We still need some way to reasonably express desired workload policy
in a setup that supports multiple, simultaneous modes of operation.

> > b) If the store attempt fails at the compression step, allow the page
> > to be stored in its uncompressed form in the zswap pool. This maintains
> > the LRU ordering of pages, which will be helpful for accurate
> > memory reclaim (zswap writeback in particular).
> 
> This is dangerous. Johannes and I discussed this before. This means
> that reclaim can end up allocating more memory instead of freeing.
> Allocations made in the reclaim path are made under the assumption
> that we will eventually free memory. In this case, we won't. In the
> worst case scenario, reclaim can leave the system/memcg in a worse
> state than before it started.

Yeah, this is a concern. It's not such a big deal if it's only a few
pages, and we're still shrinking the footprint on aggregate. But it's
conceivable this can happen systematically with some datasets, in
which case reclaim will drive up the memory consumption and cause
OOMs, or potentially deplete the reserves with PF_MEMALLOC and cause
memory deadlocks.

This isn't something we can reasonably accept as worst-case behavior.

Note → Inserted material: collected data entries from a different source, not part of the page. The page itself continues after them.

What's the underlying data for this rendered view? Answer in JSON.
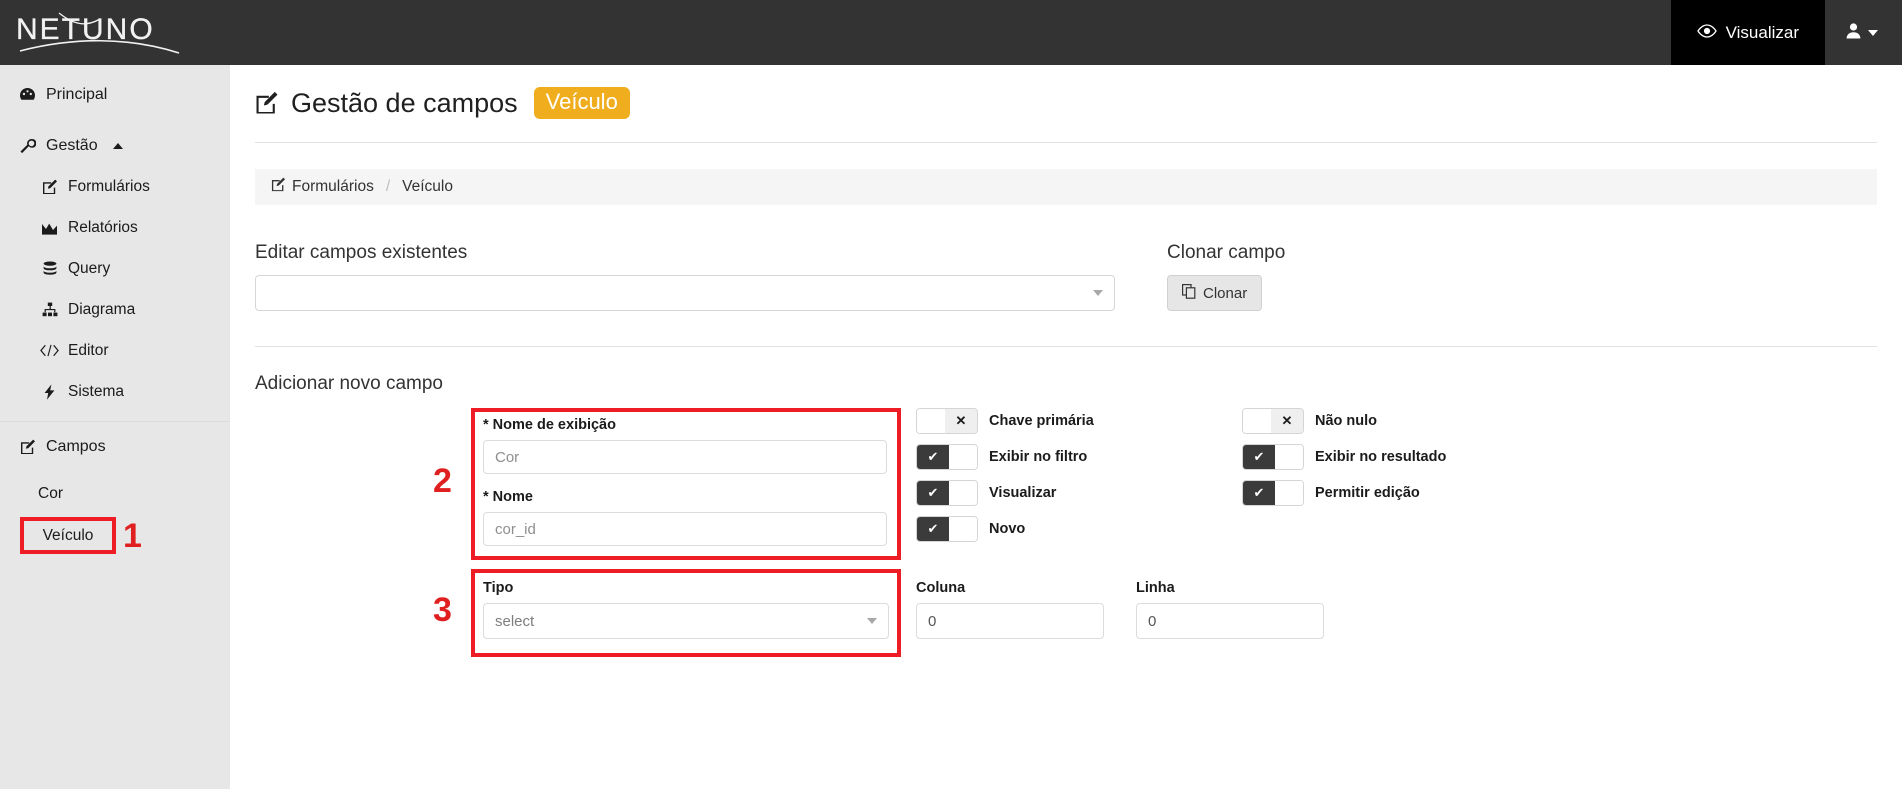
{
  "navbar": {
    "brand": "NETUNO",
    "visualizar_label": "Visualizar",
    "visualizar_icon": "eye-icon",
    "user_icon": "user-icon"
  },
  "sidebar": {
    "items": [
      {
        "label": "Principal",
        "icon": "dashboard-icon",
        "level": 0
      },
      {
        "label": "Gestão",
        "icon": "wrench-icon",
        "level": 0,
        "expanded": true
      },
      {
        "label": "Formulários",
        "icon": "pencil-square-icon",
        "level": 1
      },
      {
        "label": "Relatórios",
        "icon": "chart-area-icon",
        "level": 1
      },
      {
        "label": "Query",
        "icon": "database-icon",
        "level": 1
      },
      {
        "label": "Diagrama",
        "icon": "sitemap-icon",
        "level": 1
      },
      {
        "label": "Editor",
        "icon": "code-icon",
        "level": 1
      },
      {
        "label": "Sistema",
        "icon": "bolt-icon",
        "level": 1
      }
    ],
    "campos": {
      "label": "Campos",
      "icon": "pencil-square-icon"
    },
    "campos_items": [
      {
        "label": "Cor"
      },
      {
        "label": "Veículo",
        "highlighted": true
      }
    ]
  },
  "annotations": [
    {
      "id": "1",
      "text": "1"
    },
    {
      "id": "2",
      "text": "2"
    },
    {
      "id": "3",
      "text": "3"
    }
  ],
  "page": {
    "title": "Gestão de campos",
    "title_icon": "pencil-square-icon",
    "badge": "Veículo",
    "badge_color": "#f0ad1e"
  },
  "breadcrumb": {
    "icon": "pencil-square-icon",
    "root": "Formulários",
    "separator": "/",
    "current": "Veículo"
  },
  "edit_section": {
    "label": "Editar campos existentes",
    "select_value": "",
    "select_placeholder": ""
  },
  "clone_section": {
    "label": "Clonar campo",
    "button_label": "Clonar",
    "button_icon": "copy-icon"
  },
  "add_section": {
    "title": "Adicionar novo campo",
    "fields": {
      "display_name": {
        "label": "* Nome de exibição",
        "value": "Cor"
      },
      "name": {
        "label": "* Nome",
        "value": "cor_id"
      },
      "tipo": {
        "label": "Tipo",
        "value": "select"
      },
      "coluna": {
        "label": "Coluna",
        "value": "0"
      },
      "linha": {
        "label": "Linha",
        "value": "0"
      }
    },
    "toggles_left": [
      {
        "label": "Chave primária",
        "on": false
      },
      {
        "label": "Exibir no filtro",
        "on": true
      },
      {
        "label": "Visualizar",
        "on": true
      },
      {
        "label": "Novo",
        "on": true
      }
    ],
    "toggles_right": [
      {
        "label": "Não nulo",
        "on": false
      },
      {
        "label": "Exibir no resultado",
        "on": true
      },
      {
        "label": "Permitir edição",
        "on": true
      }
    ]
  },
  "colors": {
    "navbar_bg": "#333333",
    "sidebar_bg": "#e7e7e7",
    "accent_badge": "#f0ad1e",
    "annotation_red": "#ee1c25",
    "toggle_on": "#3b3b3b"
  }
}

> Perhaps there is a way we can do this without allocating a zswap entry?
>
> I thought before about having a special list_head that allows us to
> use the lower bits of the pointers as markers, similar to the xarray.
> The markers can be used to place different objects on the same list.
> We can have a list that is a mixture of struct page and struct
> zswap_entry. I never pursued this idea, and I am sure someone will
> scream at me for suggesting it. Maybe there is a less convoluted way
> to keep the LRU ordering intact without allocating memory on the
> reclaim path.

That should work. Once zswap has exclusive control over the page, it
is free to muck with its lru linkage. A lower bit tag on the next or
prev pointer should suffice to distinguish between struct page and
struct zswap_entry when pulling stuff from the list.

We'd also have to teach vmscan.c to hand off the page. It currently
expects that it either frees the page back to the allocator, or puts
it back on the LRU. We'd need a compromise where it continues to tear
down the page and remove the mapping, but then leaves it to zswap.

Neither of those sound impossible. But since it's a bigger
complication than this proposal, it probably needs a new cost/benefit
analysis, with potentially more data on the problem of LRU inversions.

Thanks for your insightful feedback, Yosry.